Jan Stampioen Jr., ook bekend als Jan Jansz de Jonge Stampioen of Johan Stampioen d'Jonge (Rotterdam, 1610 - Atrecht, 1653), was een Nederlands wiskundige. Hij was een zoon van Jan Jansz Stampioen de Oude, die landmeter, cartograaf en ijker was, en van Anna Willemsdr van Meijnsvoort. Hij werd bekend door zijn werk over boldriehoeksmeting, zijn lessen aan Christiaan Huygens en zijn polemiek met Descartes over derdegraadsvergelijkingen.
Zijn vader Jan Stampioen senior was een landmeter die astronomische instrumenten maakte. Stampioen de Jonge gaf in Rotterdam les waar zijn eigen verhandeling over boldriehoeksmeting in 1632 verscheen als bijlage bij de sinustabel van hem of van Frans van Schooten Sr.
In 1633 daagde hij Descartes uit een meetkundig vraagstuk op te lossen waarvoor een vierdegraadsvergelijking nodig was. Toen Descartes deze vergelijking wel afleidde maar niet oploste, wees Stampioen Descartes' antwoord af, waardoor hij zich diens vijandschap op de hals haalde.
In 1638 verhuisde Stampioen naar Den Haag waar hij leraar werd van de twaalfjarige Willem II van Oranje-Nassau, zoon van Frederik Hendrik. Hij begon daar ook een drukkerij waar hij zijn eigen wiskundeboeken drukte, Sphaera Mundi (Latijn voor 'wereldbol') genaamd.
In 1639 gaf hij zijn Algebra ofte Nieuwe Stel-regel uit over onder meer cubische vergelijkingen.
Stampioen publiceerde tevens onder een schuilnaam twee vraagstukken ter oplossing, blijkbaar als publiciteitsstunt voor zijn boek. Een van de twee vraagstukken had te maken met de juiste plaatsing van een kanon. Onder eigen naam publiceerde hij oplossingen.
De jonge landmeter Jacob A. Waessenaer kwam ook met een oplossing die een recente regel van Descartes toepaste.

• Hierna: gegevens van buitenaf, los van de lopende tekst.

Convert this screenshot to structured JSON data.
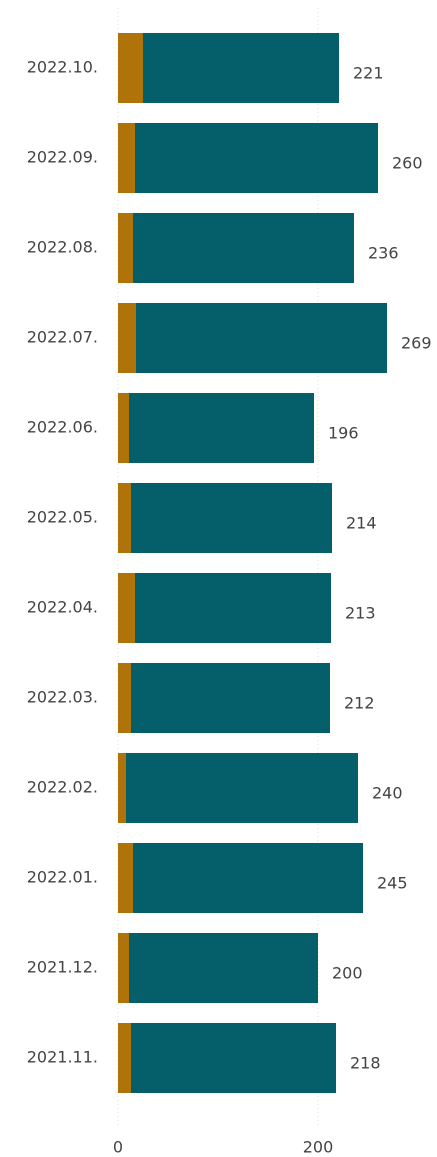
{
  "chart_data": {
    "type": "stacked-barh",
    "categories": [
      "2022.10.",
      "2022.09.",
      "2022.08.",
      "2022.07.",
      "2022.06.",
      "2022.05.",
      "2022.04.",
      "2022.03.",
      "2022.02.",
      "2022.01.",
      "2021.12.",
      "2021.11."
    ],
    "series": [
      {
        "color": "#b0730a",
        "values": [
          25,
          17,
          15,
          18,
          11,
          13,
          17,
          13,
          8,
          15,
          11,
          13
        ]
      },
      {
        "color": "#045f6b",
        "values": [
          196,
          243,
          221,
          251,
          185,
          201,
          196,
          199,
          232,
          230,
          189,
          205
        ]
      }
    ],
    "totals": [
      221,
      260,
      236,
      269,
      196,
      214,
      213,
      212,
      240,
      245,
      200,
      218
    ],
    "xlim": [
      0,
      300
    ],
    "xticks": [
      0,
      200
    ],
    "grid": true
  }
}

Stampioen verwierp deze oplossing waarna Descartes zich in de polemiek mengde.
Jan Jansz Stampioen de Jonge wordt wel verward met zijn vader Jan Jansz Stampioen de Oude, die de cartograaf was, net zoals diens kleinzoon Nicolaes Stampioen. Het was ook in 1689[1] zijn zoon en astronoom Nicolaes Stampioen en niet Jan Jansz Stampioen de Jonge, die lid was van een commissie om een voorgestelde oplossing van het probleem van de lengtemeting op zee te beoordelen, omdat volgens een notariële verklaring van 9 december 1681 te Rotterdam, Jan Jansz Stampioen de Jonge reeds in 1653 in Arras om het leven is gekomen bij een buskruitexplosie.[2] Dit komt overeen met het testament van 14 september 1660[3] van zijn vader, Jan Jansz Stampioen de Oude, waarin hij als zaliger aangeduid wordt, en met de vermeldingen in het weeskamerarchief van Rotterdam in 1653. Verder is er over zijn leven wel iets bekend. Hij komt bijvoorbeeld voor in het Journael van Isaac Beeckman, rector van de Latijnse school van Dordrecht, met wie hij herhaaldelijk samenwerkte.
Zijn beroemdste leerling was Christiaan Huygens, die in 1644 samen met zijn broer Constantijn junior les van hem kreeg. Er is een studieadvies van Stampioen voor Christiaan overgeleverd voor wis-, natuur- en sterrenkunde.[4]